It’s More Than Just Wall St Oil Analysts Asleep At The Forecasting Switch

Yes, folks, we’re almost halfway through the year. Just five trading days this week and we’ll close the books on the second quarter and the first half of 2017. The good news is next week is a short one with the upcoming July 4th holiday (one of our favorites here at Tematica), but soon after the 2Q 2017 earnings bonanza will begin.

We’ve been getting some drips and drabs of earnings reports over the last few weeks, but we’ll see that pick up dramatically even before Alcoa (AA) reports its quarterly result on July 17. One quick comment on the 2Q 2017 earnings calendar, given the timing of the July 4th holiday, odds are we will once again see a compressed earnings cycle like we did with 1Q 2017 earnings due to the Easter holiday. If you forgot, it was fast and furious, especially on Thursdays and we don’t expect that to change this time around.
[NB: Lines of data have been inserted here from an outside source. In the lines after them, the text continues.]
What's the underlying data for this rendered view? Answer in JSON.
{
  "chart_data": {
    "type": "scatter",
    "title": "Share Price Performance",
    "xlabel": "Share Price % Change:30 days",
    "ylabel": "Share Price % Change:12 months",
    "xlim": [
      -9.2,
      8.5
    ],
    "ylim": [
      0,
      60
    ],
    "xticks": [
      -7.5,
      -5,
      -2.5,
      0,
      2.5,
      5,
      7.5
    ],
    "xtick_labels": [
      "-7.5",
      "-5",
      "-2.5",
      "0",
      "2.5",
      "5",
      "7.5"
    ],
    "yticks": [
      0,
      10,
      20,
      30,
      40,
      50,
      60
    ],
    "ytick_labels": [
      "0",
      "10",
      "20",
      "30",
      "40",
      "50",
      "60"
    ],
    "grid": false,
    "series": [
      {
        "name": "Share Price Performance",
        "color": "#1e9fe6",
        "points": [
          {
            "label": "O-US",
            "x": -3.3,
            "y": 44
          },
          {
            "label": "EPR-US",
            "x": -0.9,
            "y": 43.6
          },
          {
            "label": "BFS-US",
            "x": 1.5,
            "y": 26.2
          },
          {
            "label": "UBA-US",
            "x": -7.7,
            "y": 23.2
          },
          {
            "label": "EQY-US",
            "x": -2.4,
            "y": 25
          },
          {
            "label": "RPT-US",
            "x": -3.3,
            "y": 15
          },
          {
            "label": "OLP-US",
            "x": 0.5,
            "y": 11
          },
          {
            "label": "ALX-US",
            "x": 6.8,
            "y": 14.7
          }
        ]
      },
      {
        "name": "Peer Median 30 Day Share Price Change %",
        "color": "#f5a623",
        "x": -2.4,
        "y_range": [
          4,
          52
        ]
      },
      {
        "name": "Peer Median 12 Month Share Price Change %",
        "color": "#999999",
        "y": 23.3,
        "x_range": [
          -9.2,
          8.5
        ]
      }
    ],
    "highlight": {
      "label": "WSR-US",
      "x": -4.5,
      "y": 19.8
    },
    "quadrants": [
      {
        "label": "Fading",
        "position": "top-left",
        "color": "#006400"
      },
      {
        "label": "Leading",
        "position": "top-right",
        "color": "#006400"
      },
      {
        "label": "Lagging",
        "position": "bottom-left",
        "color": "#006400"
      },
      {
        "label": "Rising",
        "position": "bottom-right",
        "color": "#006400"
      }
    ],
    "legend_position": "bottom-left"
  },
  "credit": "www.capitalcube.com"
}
More on that once we clear the upcoming holiday.

With a handful of days left until we shut the books on June and 2Q 2017, all three major stock market indices are up more than 8 percent year to date, with the Nasdaq Composite Index up an impressive 16.3 percent as of Friday’s market close. Here’s the thing, more than half of the returns occurred during 1Q 2017, with 10 percentage points of the Nasdaq’s climb happening during those first three months of the year. Over the last several Monday Morning Kickoffs we’ve shared a number of views as to why this was likely to happen, including the notion that much like rubber bands, valuations can only going to stretch so far.
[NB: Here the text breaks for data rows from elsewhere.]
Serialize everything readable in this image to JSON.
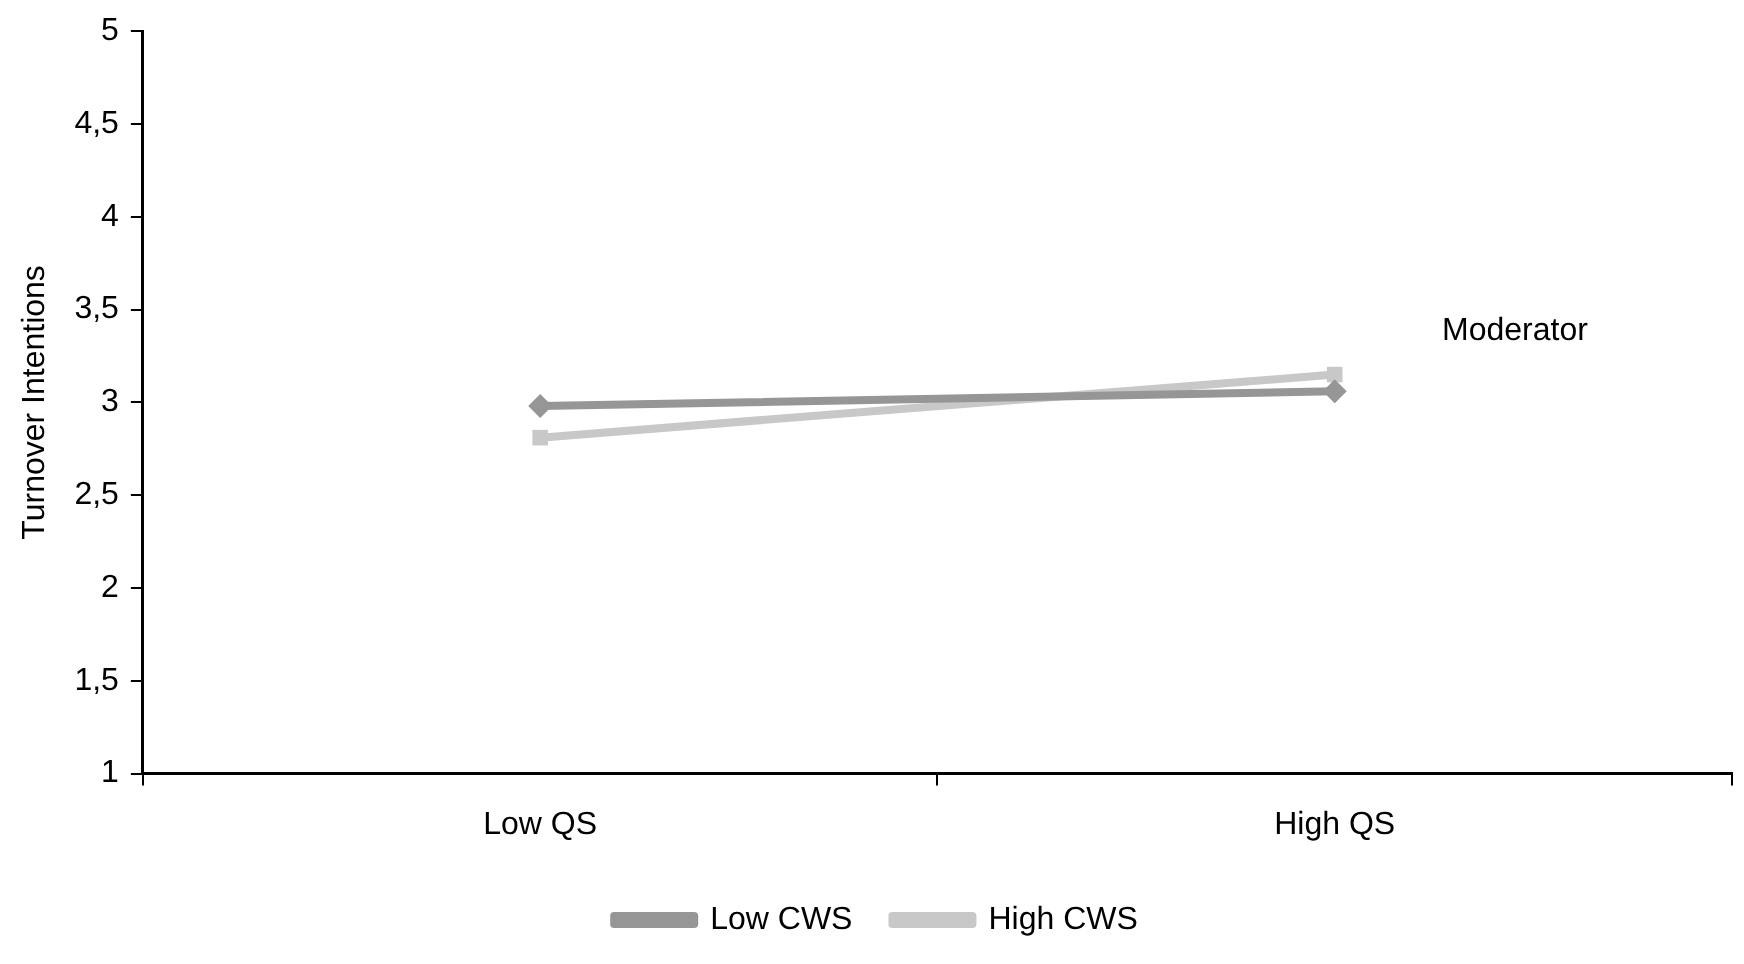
{
  "chart_data": {
    "type": "line",
    "ylabel": "Turnover Intentions",
    "annotations": [
      "Moderator"
    ],
    "categories": [
      "Low QS",
      "High QS"
    ],
    "series": [
      {
        "name": "Low CWS",
        "color": "#969696",
        "values": [
          2.98,
          3.06
        ],
        "marker": "diamond"
      },
      {
        "name": "High CWS",
        "color": "#c8c8c8",
        "values": [
          2.81,
          3.15
        ],
        "marker": "square"
      }
    ],
    "ylim": [
      1,
      5
    ],
    "yticks": [
      1,
      {
        "value": 1.5,
        "label": "1,5"
      },
      2,
      {
        "value": 2.5,
        "label": "2,5"
      },
      3,
      {
        "value": 3.5,
        "label": "3,5"
      },
      4,
      {
        "value": 4.5,
        "label": "4,5"
      },
      5
    ],
    "grid": false,
    "legend": "bottom",
    "line_style": "solid"
  }
}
Crude Oil Slips into Bear Market Territory

Hands down, the biggest news last week was had in the energy “sector” as oil prices continued their move down, officially moving into bearish territory. Tematica’s Chief Macro Strategist Lenore Hawkins and Tematica’s Chief Investment Officer discussed this on last week’s podcast as well as several other items that continue to fetch their interest – hint: Amazon’s (AMZNlatest moves with Whole Foods (WFM) and Nike (NKEwas one of them as Amazon continues to expand the number of thematic drivers behind its businesses. If you missed the podcast, you can click here, but we do recommend you subscribe on iTunes.
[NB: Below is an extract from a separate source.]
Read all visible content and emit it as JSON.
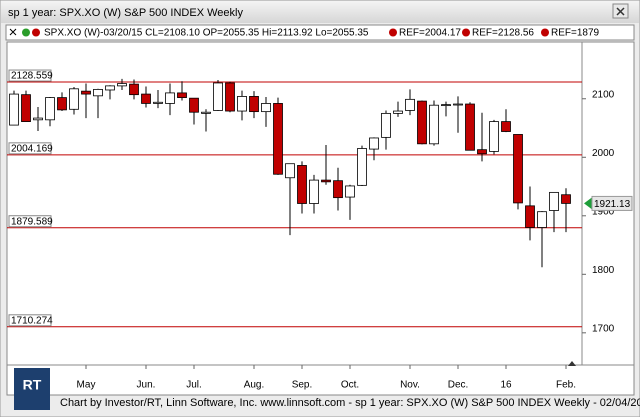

Back to the slump in oil prices… Crude’s slide is due not only to growing supply but also weak demand. Not to sound like a know it all, but supply-demand dynamics are pretty much economics 101, and when we see ramping US supply alongside a slowing domestic economy, it hasn’t been hard to guess where the price of oil is headed. The proverbial second shoe to watch is earnings. We mention this because, according to FactSet, the energy sector is expected to be the biggest contributor to EPS growth for the S&P 500 in the current quarter. With oil at just over $43 per barrel, well below the $51 level it averaged in 1Q 2017 and the $52 mean estimate for the average price of oil for Q2 2017, we’ve started to see Wall Street respond with price target and EPS cuts.